Wells and Victoria [36], 2005, also, stated that changes in body composition indicators may have important health implications, as it has been demonstrated that the health risks associated with obesity derive primarily from fat rather than body weight. Moreover, it is not only the total amount of fat that is important, but also the distribution of fat in the body [37], with central fatness being most related to health risks [38]. Teixeira et al. (2001) [39] showed that measures of central adiposity such as WC and WHR significantly correlated with serum lipid levels in obese children and adolescents but not in leaner individuals. Kelishadi et al. (2007) [40] concluded that BMI, WC and WSR were the most appropriate indices in predicting CVD risk factors. Many studies confirming the predictive value of BMI for CVD risk factors [41, 42].

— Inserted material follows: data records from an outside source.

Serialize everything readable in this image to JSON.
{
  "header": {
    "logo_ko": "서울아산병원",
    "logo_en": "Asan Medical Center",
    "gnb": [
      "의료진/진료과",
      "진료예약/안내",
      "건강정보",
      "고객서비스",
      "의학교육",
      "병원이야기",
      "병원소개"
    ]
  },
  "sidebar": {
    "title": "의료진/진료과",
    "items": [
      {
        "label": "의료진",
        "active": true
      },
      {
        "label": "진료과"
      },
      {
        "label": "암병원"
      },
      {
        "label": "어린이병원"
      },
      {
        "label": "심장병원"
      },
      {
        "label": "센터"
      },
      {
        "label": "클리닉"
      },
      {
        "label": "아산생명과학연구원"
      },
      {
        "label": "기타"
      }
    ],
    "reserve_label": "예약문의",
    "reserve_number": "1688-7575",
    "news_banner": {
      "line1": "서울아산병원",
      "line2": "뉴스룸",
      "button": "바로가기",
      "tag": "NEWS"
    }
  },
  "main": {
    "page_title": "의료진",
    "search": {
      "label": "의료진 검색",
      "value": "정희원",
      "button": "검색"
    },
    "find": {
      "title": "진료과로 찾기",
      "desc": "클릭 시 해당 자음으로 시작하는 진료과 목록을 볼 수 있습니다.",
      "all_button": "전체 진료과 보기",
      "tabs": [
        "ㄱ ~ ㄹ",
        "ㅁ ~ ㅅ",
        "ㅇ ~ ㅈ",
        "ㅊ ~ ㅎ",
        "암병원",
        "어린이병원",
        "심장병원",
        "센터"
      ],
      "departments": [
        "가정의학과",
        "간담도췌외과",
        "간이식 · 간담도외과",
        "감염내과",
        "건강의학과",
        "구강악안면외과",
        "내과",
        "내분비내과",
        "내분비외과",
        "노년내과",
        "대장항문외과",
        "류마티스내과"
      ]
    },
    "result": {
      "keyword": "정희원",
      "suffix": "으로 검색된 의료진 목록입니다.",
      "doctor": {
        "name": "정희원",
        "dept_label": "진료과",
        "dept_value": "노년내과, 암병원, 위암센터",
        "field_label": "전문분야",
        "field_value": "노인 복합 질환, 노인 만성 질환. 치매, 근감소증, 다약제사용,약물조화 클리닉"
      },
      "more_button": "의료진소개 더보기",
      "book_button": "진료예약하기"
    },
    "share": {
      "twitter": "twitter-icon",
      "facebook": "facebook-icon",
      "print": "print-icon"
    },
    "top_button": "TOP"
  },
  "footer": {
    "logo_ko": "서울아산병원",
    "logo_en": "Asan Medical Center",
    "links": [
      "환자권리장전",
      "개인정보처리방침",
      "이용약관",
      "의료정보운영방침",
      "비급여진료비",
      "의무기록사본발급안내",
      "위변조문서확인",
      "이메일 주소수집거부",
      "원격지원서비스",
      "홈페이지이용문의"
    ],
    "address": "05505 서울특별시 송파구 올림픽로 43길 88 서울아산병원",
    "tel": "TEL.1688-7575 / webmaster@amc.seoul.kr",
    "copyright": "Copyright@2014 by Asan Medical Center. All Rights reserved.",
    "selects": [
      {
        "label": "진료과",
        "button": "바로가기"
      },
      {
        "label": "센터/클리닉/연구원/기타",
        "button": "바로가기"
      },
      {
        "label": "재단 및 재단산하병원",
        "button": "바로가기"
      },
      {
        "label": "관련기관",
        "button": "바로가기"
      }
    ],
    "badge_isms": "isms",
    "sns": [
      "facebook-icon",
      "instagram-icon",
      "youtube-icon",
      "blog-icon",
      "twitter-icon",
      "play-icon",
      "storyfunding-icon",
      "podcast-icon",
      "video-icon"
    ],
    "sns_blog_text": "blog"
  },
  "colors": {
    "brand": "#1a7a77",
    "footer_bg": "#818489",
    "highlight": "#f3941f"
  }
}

Finally the current research also, revealed that after the 6 months nutritional intervention, reduction in body weight, hip, and waist circumference were significant after following the dietary program. However, the change in BMI was minimal. The reduction in all the measured skin fold thickness at the 5 sites (triceps, biceps, sub scapular, suprailiac and abdominal), reflects a reduction in peripheral and central adiposity. However, the change in waist-hip ratio was minimal.

In summary, it can be concluded from this research that dietary composition can modify the physiological adaptations to energy restriction. A balanced diet with moderate energy restriction together with moderate physical activity and behavioral modification result in body weight loss with preservation of the FFM and a decrease in the fat percentage. This study may contribute in establishing evidence based Egyptian program for obesity and overweight management.